An abnormal regulation of immune responses leads to autoimmune and inflammatory manifestations in patients with primary immunodeficiencies (PIDs). The objective of our study was to evaluate the frequency of non-infectious and non-malignant manifestations in a large cohort of patients included in the Slovenian national PID registry and to assess the time of manifestation onset with respect to the time of PID diagnosis. Medical records of registered patients were reviewed. Data on autoimmunity, lymphoproliferation, autoinflammation, allergies, PID diagnosis, and underlying genetic defects were collected and analyzed. The time of each manifestation onset was determined and compared with the time of PID diagnosis. As of May 2015, 247 patients with 50 different PIDs were registered in the Slovenian national PID registry (147 males, 100 females; mean age 20 years). Mean disease duration was 14 years; 78 % of patients were younger than 18 years; and 22 % of patients were adults. Diagnosis of PID was genetically confirmed in 51 % of patients. Non-infectious and non-malignant manifestations were present in 69/235 (29 %) patients, including autoimmune manifestations in 52/235 (22 %), lymphoproliferative/granulomatous in 28/235 (12 %), autoinflammatory in 12/247 (5 %), and allergic manifestations in 10/235 (4 %) of all registered patients. Autoimmune manifestations were present in all patients whose PIDs were classified as diseases of immune dysregulation, 47 % of patients with chronic granulomatous disease, and 38 % of patients with predominantly antibody immune deficiencies. A high prevalence of non-infectious and non-malignant manifestations among patients in the Slovenian national PID registry suggests common genetic factors of autoimmunity, inflammation, and immunodeficiency. Patients with PID should be routinely screened for autoimmune and inflammatory manifestations at the time of PID diagnosis and during the long-term follow up.
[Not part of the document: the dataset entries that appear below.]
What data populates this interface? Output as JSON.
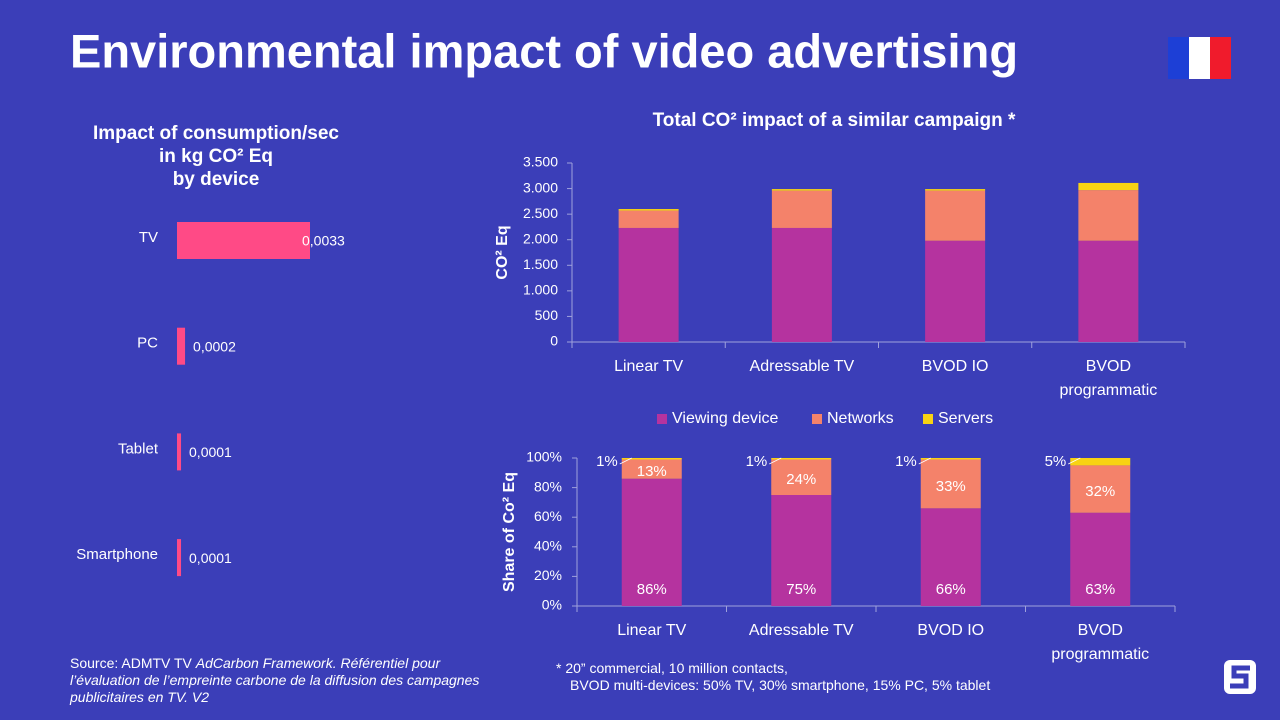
{
  "title": "Environmental impact of video advertising",
  "chart_data": [
    {
      "type": "hbar",
      "title": [
        "Impact of consumption/sec",
        "in kg CO² Eq",
        "by device"
      ],
      "categories": [
        "TV",
        "PC",
        "Tablet",
        "Smartphone"
      ],
      "values": [
        0.0033,
        0.0002,
        0.0001,
        0.0001
      ],
      "value_labels": [
        "0,0033",
        "0,0002",
        "0,0001",
        "0,0001"
      ],
      "color": "#ff4a86"
    },
    {
      "type": "stacked_bar",
      "title": "Total CO² impact of a similar campaign *",
      "ylabel": "CO² Eq",
      "categories": [
        "Linear TV",
        "Adressable TV",
        "BVOD IO",
        "BVOD programmatic"
      ],
      "series": [
        {
          "name": "Viewing device",
          "color": "#b5339f",
          "values": [
            2230,
            2230,
            1980,
            1980
          ]
        },
        {
          "name": "Networks",
          "color": "#f4826a",
          "values": [
            340,
            730,
            980,
            990
          ]
        },
        {
          "name": "Servers",
          "color": "#f8d313",
          "values": [
            30,
            30,
            30,
            140
          ]
        }
      ],
      "ylim": [
        0,
        3500
      ],
      "yticks": [
        0,
        500,
        {
          "value": 1000,
          "label": "1.000"
        },
        {
          "value": 1500,
          "label": "1.500"
        },
        {
          "value": 2000,
          "label": "2.000"
        },
        {
          "value": 2500,
          "label": "2.500"
        },
        {
          "value": 3000,
          "label": "3.000"
        },
        {
          "value": 3500,
          "label": "3.500"
        }
      ],
      "legend": "bottom"
    },
    {
      "type": "stacked_bar",
      "ylabel": "Share of Co² Eq",
      "categories": [
        "Linear TV",
        "Adressable TV",
        "BVOD IO",
        "BVOD programmatic"
      ],
      "series": [
        {
          "name": "Viewing device",
          "color": "#b5339f",
          "values": [
            86,
            75,
            66,
            63
          ],
          "value_labels": [
            "86%",
            "75%",
            "66%",
            "63%"
          ]
        },
        {
          "name": "Networks",
          "color": "#f4826a",
          "values": [
            13,
            24,
            33,
            32
          ],
          "value_labels": [
            "13%",
            "24%",
            "33%",
            "32%"
          ]
        },
        {
          "name": "Servers",
          "color": "#f8d313",
          "values": [
            1,
            1,
            1,
            5
          ],
          "value_labels": [
            "1%",
            "1%",
            "1%",
            "5%"
          ]
        }
      ],
      "ylim": [
        0,
        100
      ],
      "yticks": [
        {
          "value": 0,
          "label": "0%"
        },
        {
          "value": 20,
          "label": "20%"
        },
        {
          "value": 40,
          "label": "40%"
        },
        {
          "value": 60,
          "label": "60%"
        },
        {
          "value": 80,
          "label": "80%"
        },
        {
          "value": 100,
          "label": "100%"
        }
      ]
    }
  ],
  "source": [
    "Source: ADMTV TV ",
    "AdCarbon Framework. Référentiel pour l’évaluation de l’empreinte carbone de la diffusion des campagnes publicitaires en TV. V2"
  ],
  "footnote": [
    "* 20” commercial, 10 million contacts,",
    "BVOD multi-devices: 50% TV, 30% smartphone, 15% PC, 5% tablet"
  ]
}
免疫反应的异常调节会导致原发性免疫缺陷(PID)患者出现自身免疫和炎症表现。我们研究的目的是评估纳入斯洛文尼亚国家PID登记处的一大群患者中非感染性和非恶性表现的频率,并评估这些表现相对于PID诊断时间的发病时间。对登记患者的病历进行了回顾。收集并分析了关于自身免疫、淋巴细胞增殖、自身炎症、过敏、PID诊断及潜在遗传缺陷的数据。确定每种表现的发病时间并与PID诊断时间进行比较。截至2015年5月,斯洛文尼亚国家PID登记处登记了247例患有50种不同PID的患者(147例男性,100例女性;平均年龄20岁)。平均病程为14年;78%的患者年龄小于18岁;22%的患者为成年人。51%的患者通过基因确诊PID。69/235(29%)例患者存在非感染性和非恶性表现,其中52/235(22%)例为自身免疫表现,28/235(12%)例为淋巴细胞增殖/肉芽肿性表现,12/247(5%)例为自身炎症表现,10/235(4%)例为所有登记患者中的过敏表现。自身免疫表现出现在所有PID被归类为免疫失调疾病的患者中,47%的慢性肉芽肿病患者以及38%的主要为抗体免疫缺陷的患者中。斯洛文尼亚国家PID登记处患者中非感染性和非恶性表现的高患病率提示自身免疫、炎症和免疫缺陷存在共同的遗传因素。PID患者在PID诊断时及长期随访期间应常规筛查自身免疫和炎症表现。